Generate a list of variant positions detected in the control.
Exclude any position appearing in the control variant list from the experimental variant calls, regardless of frequency.
Rationale: Variants present in a no-virus control represent background sequencing noise and platform-specific error signatures.

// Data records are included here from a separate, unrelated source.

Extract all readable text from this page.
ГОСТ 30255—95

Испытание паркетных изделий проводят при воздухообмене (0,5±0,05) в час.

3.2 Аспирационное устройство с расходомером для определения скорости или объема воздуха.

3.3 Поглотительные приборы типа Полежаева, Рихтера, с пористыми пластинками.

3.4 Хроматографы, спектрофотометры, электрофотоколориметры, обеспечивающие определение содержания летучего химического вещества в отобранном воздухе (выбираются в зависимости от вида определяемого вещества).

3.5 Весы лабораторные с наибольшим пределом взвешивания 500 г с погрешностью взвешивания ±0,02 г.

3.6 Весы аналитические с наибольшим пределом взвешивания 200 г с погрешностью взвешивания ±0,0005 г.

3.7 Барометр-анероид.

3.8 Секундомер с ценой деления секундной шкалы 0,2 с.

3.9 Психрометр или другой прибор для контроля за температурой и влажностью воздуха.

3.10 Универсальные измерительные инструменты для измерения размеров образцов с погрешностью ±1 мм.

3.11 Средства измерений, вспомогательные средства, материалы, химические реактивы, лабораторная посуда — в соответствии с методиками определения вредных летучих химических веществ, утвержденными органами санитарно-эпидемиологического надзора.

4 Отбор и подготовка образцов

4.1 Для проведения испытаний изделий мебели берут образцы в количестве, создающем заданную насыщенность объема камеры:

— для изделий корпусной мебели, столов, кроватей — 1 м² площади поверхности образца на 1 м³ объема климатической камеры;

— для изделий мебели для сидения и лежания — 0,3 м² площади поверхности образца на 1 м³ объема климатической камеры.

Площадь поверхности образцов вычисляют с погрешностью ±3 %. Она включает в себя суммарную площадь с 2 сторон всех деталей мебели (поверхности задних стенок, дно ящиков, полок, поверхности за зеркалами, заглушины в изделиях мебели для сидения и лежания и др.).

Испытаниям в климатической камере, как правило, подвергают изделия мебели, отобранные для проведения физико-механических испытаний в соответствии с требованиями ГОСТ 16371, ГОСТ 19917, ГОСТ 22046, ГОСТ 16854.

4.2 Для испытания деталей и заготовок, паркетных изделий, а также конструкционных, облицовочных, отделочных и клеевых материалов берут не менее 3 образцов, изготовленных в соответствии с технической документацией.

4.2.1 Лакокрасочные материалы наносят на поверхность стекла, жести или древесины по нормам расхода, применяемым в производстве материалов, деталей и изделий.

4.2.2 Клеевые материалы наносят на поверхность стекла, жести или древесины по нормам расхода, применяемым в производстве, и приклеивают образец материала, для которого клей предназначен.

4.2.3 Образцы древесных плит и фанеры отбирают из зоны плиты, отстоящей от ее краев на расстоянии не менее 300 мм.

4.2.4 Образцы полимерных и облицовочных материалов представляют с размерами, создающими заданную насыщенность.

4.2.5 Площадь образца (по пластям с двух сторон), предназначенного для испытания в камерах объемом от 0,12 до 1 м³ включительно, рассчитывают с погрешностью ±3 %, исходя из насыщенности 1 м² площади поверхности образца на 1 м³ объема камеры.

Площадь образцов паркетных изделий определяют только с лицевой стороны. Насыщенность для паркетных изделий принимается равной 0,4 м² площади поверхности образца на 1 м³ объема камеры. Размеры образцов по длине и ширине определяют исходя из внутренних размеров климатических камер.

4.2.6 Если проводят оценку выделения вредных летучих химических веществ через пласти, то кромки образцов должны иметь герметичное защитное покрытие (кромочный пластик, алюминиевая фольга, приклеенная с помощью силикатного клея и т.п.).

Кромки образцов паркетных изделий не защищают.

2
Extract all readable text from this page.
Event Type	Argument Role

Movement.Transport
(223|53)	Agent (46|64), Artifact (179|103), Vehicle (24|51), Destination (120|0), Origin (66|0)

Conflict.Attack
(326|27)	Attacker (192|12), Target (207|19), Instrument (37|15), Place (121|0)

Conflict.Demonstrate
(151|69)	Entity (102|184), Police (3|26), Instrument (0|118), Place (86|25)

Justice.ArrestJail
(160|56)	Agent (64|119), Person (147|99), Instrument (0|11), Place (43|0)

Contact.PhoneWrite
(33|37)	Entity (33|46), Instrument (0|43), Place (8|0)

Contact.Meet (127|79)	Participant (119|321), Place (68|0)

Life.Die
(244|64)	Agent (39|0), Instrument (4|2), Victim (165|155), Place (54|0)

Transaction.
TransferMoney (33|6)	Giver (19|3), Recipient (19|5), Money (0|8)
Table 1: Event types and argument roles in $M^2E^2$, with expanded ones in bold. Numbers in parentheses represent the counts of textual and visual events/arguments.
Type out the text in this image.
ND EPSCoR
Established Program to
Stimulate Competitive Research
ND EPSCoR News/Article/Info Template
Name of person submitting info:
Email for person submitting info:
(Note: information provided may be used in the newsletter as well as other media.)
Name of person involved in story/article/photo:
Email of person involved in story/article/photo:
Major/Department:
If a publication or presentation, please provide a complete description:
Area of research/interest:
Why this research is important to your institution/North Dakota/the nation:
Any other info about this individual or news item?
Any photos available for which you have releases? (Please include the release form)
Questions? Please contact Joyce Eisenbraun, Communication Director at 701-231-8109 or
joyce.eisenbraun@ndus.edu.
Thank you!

Their removal is essential for accurate low-frequency variant calling.

Step 8: Final Variant Reporting

Compile the high-confidence variant list and export in standard formats for downstream analysis.
Required Output Fields
Genomic position (1-based)
Reference allele
Alternate allele
Allele frequency (%)
Total read depth at position
Forward reference read count
Reverse reference read count
Forward alternate read count
Reverse alternate read count
Strand bias score
Gene name and amino acid change (if GFF annotation was provided)
Export Formats
Primary: TSV file (compatible with Excel and R/Python parsing)
Optional: VCF format using bcftools (for compatibility with downstream population genetics tools)

Expected Results

Detection of variants at allele frequencies as low as ~1% at ≥400× coverage
Substantially reduced false-positive rate through strand-bias correction and no-virus control subtraction
High-confidence variant list suitable for phylogenetic analysis, diversity metrics (e.g., Shannon entropy, nucleotide diversity), and resistance mutation profiling

Troubleshooting

Problem: Excess false positives
Possible Cause: Low-quality bases included; no-virus control not used
Recommended Solution: Increase base quality threshold (Q ≥ 20); exclude variants present in no-virus control
Problem: Strand-biased variants
Possible Cause: PCR artefacts or sequencing platform errors
Recommended Solution: Apply strict strand bias filter (reject if >90% on one strand); require ≥5–10 alt reads per strand
Problem: Low variant detection sensitivity
Possible Cause: Over-filtering at the calling stage
Recommended Solution: Reduce allele frequency threshold; use -t 0.01 in iVar; revisit depth requirements
Problem: High noise in ONT data
Possible Cause: Platform-specific indel errors in homopolymeric regions
Recommended Solution: Apply additional indel/homopolymer filtering; cross-validate with Illumina short reads if possible
Problem: Missing iVar annotations
Possible Cause: Absent or misformatted GFF file
Recommended Solution: Validate GFF format; ensure chromosome names match reference FASTA headers
Problem: Low depth at variant sites
Possible Cause: Uneven coverage, dropout regions
Recommended Solution: Increase sequencing depth target (≥400×); review alignment quality in low-coverage regions

Protocol references

1. Grubaugh ND, et al. (2019). An amplicon-based sequencing framework for accurately measuring intrahost virus diversity using PrimalSeq and iVar. Genome Biology, 20, 8.
2. Li H, et al. (2009). The Sequence Alignment/Map format and SAMtools. Bioinformatics, 25(16), 2078–2079.